SPDR Gold Trust (GLD)
Update 1/4/2017: GLD declined through the early portion of the holding period and then began a shallow retracement to the upside. Declining implied volatility helped the yield, and I exited at 60.1% of maximum potential profit.
Shares declined by 0.6% over 34 days, or a -7% annual rate. The options position produced a 150.5% yield on debit for a +1,616% annual rate.
The idea for this position came from trader Nick Batista at Dough. The structure produces a higher risk/reward ratio in return for wide wings on the iron condor and also has a lower implied volatility percentile than my guidelines allow.
The position, although hedged on both sides, has a long bias.
Like Nick, I shall use the JAN series of options, which trades for the last time 50 days hence, on Jan. 20.
Implied volatility stands at 19%, which stands in the 35th percentile of its annual range. The price used for analysis was $111.73.

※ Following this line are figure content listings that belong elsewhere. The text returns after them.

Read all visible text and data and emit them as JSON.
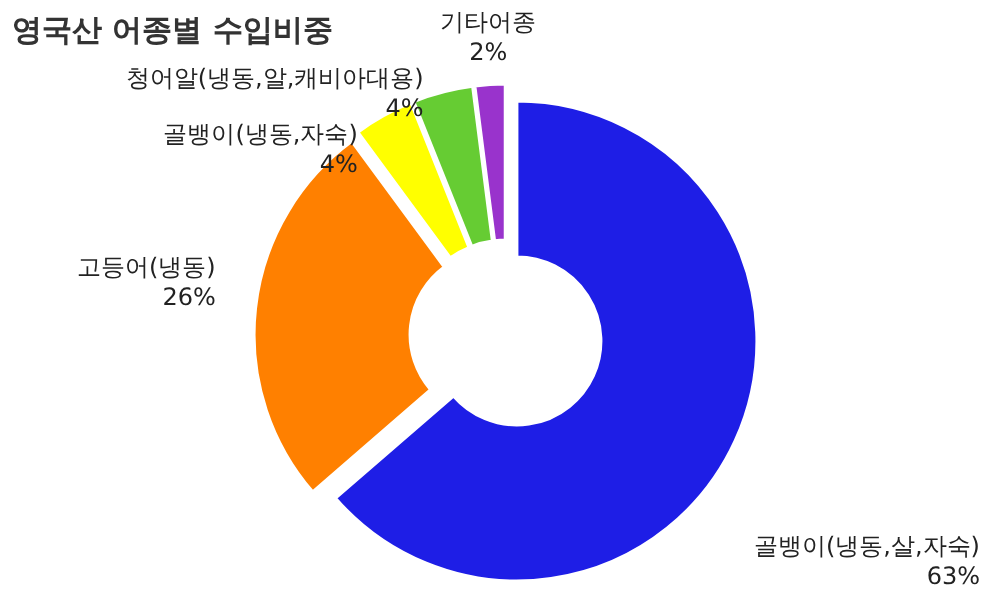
{
  "chart_data": {
    "type": "donut",
    "title": "영국산 어종별 수입비중",
    "categories": [
      "골뱅이(냉동,살,자숙)",
      "고등어(냉동)",
      "골뱅이(냉동,자숙)",
      "청어알(냉동,알,캐비아대용)",
      "기타어종"
    ],
    "values": [
      63,
      26,
      4,
      4,
      2
    ],
    "value_labels": [
      "63%",
      "26%",
      "4%",
      "4%",
      "2%"
    ],
    "colors": [
      "#1e1ee6",
      "#ff8000",
      "#ffff00",
      "#66cc33",
      "#9933cc"
    ]
  }
}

Iron condor, short the $117 calls and long the $127 calls,
short the $110 puts and long the $100 puts,
sold for a credit and expiring Jan. 21.
Probability of expiring out-of-the-money
| JAN | Strike | OTM | Δ |
|---|---|---|---|
| Upper | 117 | 78.1% | 24 |
| Lower | 110 | 59.1% | 38 |
The premium is $2.38, which is 24% of the width of the position’s wings.
The risk/reward ratio is 3.2:1.
Decision for My Account
I’ve entered a position on GLD as described above. The stock at the time of entry was priced at $111.75.